Схватившись, наверное, за живот. Скорчившись, наверное, на полу. Подтянув
колени к подбородку, чтобы не дать жизни вытечь из раны. Видеть у своего
лица раздавленный окурок. И чьи-то ботинки. Ботинки, посланные мною... А
может быть, пуля в живот -- это слишком банально? Может быть, заказчику
захочется экзотики? Может быть, икса лучше выбросить из спортивного самолета
во время выполнения мертвой петли? Или скормить игрека голодным амазонским
пираньям -- рыбешкам, которые умеют почти мгновенно превращать человека в
отлично отполированный скелет, готовый для школьного кабинета?
Рядом с носатым стариком из сети трещинок сама по себе возникла еще
одна голова. Человека помоложе, который смотрел на меня с омерзительным
цинизмом. Он был мне неприятен, этот эфемерный циник, и я закрыл глаза. Но
он все равно продолжал пялить на меня свои глаза-трещинки. Зачем
драматизировать, бормотали его губы-трещинки, зачем это постоянное
стремление разложить заранее все по полочкам. Пуля в живот, рыбки пираньи --
все это никому не нужно. Надо больше доверять жизни, обстоятельствам. Нельзя
подходить к жизни с чересчур жестко запрограммированными представлениями.

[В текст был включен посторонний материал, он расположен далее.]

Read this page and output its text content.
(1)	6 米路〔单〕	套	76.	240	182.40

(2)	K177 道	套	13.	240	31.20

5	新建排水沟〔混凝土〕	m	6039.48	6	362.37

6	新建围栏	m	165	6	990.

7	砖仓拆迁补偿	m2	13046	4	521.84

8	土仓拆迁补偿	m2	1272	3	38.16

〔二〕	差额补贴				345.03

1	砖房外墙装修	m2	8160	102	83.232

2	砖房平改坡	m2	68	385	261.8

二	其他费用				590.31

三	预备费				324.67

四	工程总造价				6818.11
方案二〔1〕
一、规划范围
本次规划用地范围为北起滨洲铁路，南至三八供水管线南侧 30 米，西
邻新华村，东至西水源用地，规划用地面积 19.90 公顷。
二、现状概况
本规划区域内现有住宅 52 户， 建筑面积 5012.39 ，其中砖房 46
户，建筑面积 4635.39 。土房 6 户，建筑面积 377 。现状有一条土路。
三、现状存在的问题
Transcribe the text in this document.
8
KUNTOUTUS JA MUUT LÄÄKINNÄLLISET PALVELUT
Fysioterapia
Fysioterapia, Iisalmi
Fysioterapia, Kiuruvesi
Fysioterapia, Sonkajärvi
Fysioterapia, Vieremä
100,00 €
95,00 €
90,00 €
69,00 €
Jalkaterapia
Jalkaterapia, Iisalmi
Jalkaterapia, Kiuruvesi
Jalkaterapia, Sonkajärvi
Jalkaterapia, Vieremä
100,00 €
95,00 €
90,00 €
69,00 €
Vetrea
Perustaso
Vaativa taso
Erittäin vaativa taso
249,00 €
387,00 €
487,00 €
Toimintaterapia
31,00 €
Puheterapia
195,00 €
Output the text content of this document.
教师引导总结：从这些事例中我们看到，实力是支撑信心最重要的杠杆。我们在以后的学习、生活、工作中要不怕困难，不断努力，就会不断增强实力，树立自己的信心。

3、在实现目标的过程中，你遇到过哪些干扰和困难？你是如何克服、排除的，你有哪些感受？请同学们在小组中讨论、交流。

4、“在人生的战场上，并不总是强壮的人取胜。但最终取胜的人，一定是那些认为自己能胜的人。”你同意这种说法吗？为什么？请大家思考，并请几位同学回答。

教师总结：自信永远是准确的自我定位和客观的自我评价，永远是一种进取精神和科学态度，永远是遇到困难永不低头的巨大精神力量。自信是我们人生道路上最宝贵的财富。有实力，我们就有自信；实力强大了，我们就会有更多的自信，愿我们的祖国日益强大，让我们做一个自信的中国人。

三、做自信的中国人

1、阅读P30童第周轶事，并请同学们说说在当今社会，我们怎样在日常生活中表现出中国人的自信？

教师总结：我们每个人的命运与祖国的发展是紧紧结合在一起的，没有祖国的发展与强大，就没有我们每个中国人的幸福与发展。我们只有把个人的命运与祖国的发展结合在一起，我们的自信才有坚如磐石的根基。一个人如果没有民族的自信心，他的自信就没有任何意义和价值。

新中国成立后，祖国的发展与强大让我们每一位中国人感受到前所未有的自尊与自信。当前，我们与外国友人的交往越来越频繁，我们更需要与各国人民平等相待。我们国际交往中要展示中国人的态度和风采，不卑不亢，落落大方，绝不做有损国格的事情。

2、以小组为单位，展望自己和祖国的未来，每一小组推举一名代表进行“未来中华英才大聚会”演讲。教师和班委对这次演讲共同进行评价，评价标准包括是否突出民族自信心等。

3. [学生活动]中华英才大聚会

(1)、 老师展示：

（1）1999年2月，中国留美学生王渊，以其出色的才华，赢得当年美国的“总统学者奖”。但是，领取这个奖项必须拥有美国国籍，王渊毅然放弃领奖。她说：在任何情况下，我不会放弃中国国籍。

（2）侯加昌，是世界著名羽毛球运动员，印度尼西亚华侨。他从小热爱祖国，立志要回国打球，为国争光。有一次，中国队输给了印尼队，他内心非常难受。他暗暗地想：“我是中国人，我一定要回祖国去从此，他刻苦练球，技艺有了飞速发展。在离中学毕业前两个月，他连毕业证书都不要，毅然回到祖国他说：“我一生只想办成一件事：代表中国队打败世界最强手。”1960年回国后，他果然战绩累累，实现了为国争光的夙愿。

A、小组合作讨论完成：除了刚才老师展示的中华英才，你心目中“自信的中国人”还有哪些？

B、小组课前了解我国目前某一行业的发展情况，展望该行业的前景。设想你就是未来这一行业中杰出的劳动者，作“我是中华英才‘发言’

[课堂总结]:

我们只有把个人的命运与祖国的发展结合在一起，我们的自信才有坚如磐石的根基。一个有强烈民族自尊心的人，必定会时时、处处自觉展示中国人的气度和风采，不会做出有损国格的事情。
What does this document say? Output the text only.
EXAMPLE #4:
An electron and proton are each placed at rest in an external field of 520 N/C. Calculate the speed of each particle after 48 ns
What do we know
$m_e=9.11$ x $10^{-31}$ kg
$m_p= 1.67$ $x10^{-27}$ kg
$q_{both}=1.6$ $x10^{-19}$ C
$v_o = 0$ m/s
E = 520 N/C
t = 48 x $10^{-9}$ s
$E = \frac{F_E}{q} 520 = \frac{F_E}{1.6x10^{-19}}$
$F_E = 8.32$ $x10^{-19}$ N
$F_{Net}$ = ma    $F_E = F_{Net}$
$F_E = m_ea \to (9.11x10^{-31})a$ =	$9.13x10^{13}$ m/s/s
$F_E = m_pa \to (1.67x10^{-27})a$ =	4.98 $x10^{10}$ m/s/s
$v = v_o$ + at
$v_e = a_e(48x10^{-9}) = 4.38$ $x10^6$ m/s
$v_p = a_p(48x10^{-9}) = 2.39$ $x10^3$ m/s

Это. и есть доктринерство, косность. Бросаться в объятия Ламонта было бы,
конечно, предательством по отношению ко всему, во что я всю жизнь верил или
хотел верить. Но одно дело бросаться в объятия с энтузиазмом, пуская слюни
от восторга и умиления, другое -- посмотреть в глаза фактам. С одной стороны
-- работа с профессором, которая еще неизвестно во что выльется, возможность
видеть Одри, сто тысяч в год. Гм, сто тысяч -- раз в десять больше, чем я
заработал в прошлом году...
С другой -- смерть. Моя смерть. Меня не будет. Это очень трудно
представить себе. Как это меня не будет? Меня, Язона Рондола, этого
неповторимого чуда света? Это просто невозможно. Не видеть больше никого, от
Гизелы до этой ухмыляющейся рожи на потолке, -- да полноте, дорогой мой
Рондол, разве это возможно?
Увы, я-то знал, что это возможно. Слишком возможно. Когда я был еще
частным детективом, я несколько раз раскланивался с костлявой, которая была
совсем рядом. Да и два года тому назад, когда у меня было тяжелое воспаление
легких и врачи в течение нескольких дней были преувеличенно вежливы и не
смотрели мне в глаза, а совсем молоденькая сестра, наоборот, рассматривала
меня с детским жестоким любопытством, я думал о смерти. Тогда мне казалось,
что эта мысль не была уже так невозможна и невыносима. Может быть, потому,
что я был слаб и матушка-природа начала уже готовить меня к дальнему
путешествию. Но теперь... Теперь я был вполне здоров, и мысль о смерти была
абсурдной.
О, как отлично расправляются с убеждениями наши инстинкты и страхи!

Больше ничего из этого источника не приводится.